Windows 7 Enterprise is the most cost-effective solution for a massive school district upgrade and thin-client rollout.


    Pop quiz: how is a school district different from a Fortune 500 enterprise?

    Answer: it’s not. Well, okay, school districts aren’t trying to turn a profit, but from an operations standpoint, a district works about the same as a big business. There’s a large-scale IT infrastructure that serves thousands—if not tens of thousands—of “employees,” and a need for bulletproof security, reliability, and usability.

    Consequently,  it’s worth studying the recent migration efforts of the San Diego Unified School District, the second-largest in California with around 132,000 students and more than 6,600 teachers. The district had two primary goals: to bring technology students already know into the classroom, and to support the professional development of its teachers.

    Oh, and one more thing, as noted in the San Diego Unified School District Case Study:

     The school district needs a reliable operating system. “We need something that just works. If the technology doesn’t work, or is slow to perform, teachers won’t use it. There’s no point in making efforts to bring technology to the classroom if it’s unreliable or slow,” says [Chief Information and Technology Officer Darryl] LaGace. Specifically, the school district wanted to improve startup and logon times for computers. “On a good day, computers can take six minutes or more to start up—that’s unacceptable. With that kind of unreliability, teachers and students alike abandon the technology because they don’t have the time or the patience to wait or to call technical support for assistance in the middle of class,” continues LaGace.

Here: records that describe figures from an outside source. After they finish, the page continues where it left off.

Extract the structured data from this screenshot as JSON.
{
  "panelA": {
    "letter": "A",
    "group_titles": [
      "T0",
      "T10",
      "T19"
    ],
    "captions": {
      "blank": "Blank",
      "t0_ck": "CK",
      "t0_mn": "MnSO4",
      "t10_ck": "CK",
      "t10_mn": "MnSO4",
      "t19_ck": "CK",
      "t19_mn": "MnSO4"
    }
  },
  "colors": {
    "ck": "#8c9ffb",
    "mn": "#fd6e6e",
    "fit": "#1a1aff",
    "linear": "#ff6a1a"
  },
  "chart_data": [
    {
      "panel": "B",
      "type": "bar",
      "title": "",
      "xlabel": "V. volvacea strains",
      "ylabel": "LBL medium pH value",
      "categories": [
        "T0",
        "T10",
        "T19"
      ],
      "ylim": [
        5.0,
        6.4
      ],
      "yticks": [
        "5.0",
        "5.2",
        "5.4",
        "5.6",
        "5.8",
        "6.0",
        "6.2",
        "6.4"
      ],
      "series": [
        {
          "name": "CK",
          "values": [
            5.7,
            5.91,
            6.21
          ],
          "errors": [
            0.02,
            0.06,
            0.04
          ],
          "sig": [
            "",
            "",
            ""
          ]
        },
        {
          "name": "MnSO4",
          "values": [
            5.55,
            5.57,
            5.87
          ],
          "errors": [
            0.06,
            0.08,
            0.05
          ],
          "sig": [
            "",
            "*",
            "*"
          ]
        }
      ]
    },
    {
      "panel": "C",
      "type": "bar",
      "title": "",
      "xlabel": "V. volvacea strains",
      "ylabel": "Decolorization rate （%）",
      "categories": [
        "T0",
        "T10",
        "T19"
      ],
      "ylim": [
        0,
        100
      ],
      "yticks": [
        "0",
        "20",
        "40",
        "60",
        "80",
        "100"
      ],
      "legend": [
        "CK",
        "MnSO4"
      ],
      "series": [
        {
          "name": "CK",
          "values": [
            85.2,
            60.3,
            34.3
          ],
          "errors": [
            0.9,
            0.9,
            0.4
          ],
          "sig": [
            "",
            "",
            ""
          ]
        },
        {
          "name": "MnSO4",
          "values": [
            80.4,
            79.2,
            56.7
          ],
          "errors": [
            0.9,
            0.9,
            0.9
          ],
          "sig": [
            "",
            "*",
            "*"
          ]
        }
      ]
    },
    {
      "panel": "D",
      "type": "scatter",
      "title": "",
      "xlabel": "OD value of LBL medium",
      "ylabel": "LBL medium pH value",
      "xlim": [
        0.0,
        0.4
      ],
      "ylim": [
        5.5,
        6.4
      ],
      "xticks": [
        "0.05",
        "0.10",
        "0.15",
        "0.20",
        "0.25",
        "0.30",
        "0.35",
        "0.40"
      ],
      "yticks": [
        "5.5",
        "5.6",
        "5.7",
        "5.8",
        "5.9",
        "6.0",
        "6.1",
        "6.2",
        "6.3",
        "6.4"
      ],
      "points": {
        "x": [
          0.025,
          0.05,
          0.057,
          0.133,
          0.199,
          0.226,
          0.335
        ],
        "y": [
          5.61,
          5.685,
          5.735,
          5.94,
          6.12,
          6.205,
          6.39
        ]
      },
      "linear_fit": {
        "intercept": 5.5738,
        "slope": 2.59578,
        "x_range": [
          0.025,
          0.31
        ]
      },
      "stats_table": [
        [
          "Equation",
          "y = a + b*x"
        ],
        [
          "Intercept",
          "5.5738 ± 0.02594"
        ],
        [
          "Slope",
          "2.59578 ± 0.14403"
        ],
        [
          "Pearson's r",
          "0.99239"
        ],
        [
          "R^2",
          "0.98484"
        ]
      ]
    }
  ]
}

    As part of a five-year initiative, the district began rolling out Windows Server 2008 R2 and Windows 7 Enterprise on netbooks and tablets, which it found to be the most cost-effective solution for the student population. Likewise, it installed 11,000 thin-client PCs at the elementary-school level.

    Here’s the part of the study I really like: The district is using Server 2008’s Active Directory and Remote Desktop Services to push software to the students’ PCs.

    See the parallels between a school district and a big business? Among the benefits San Diego has reported are significantly faster log-on times, an increase in the number of deployed systems without a concurrent increase in IT-management costs, and vastly improved security.

    Okay, class: go study this case study.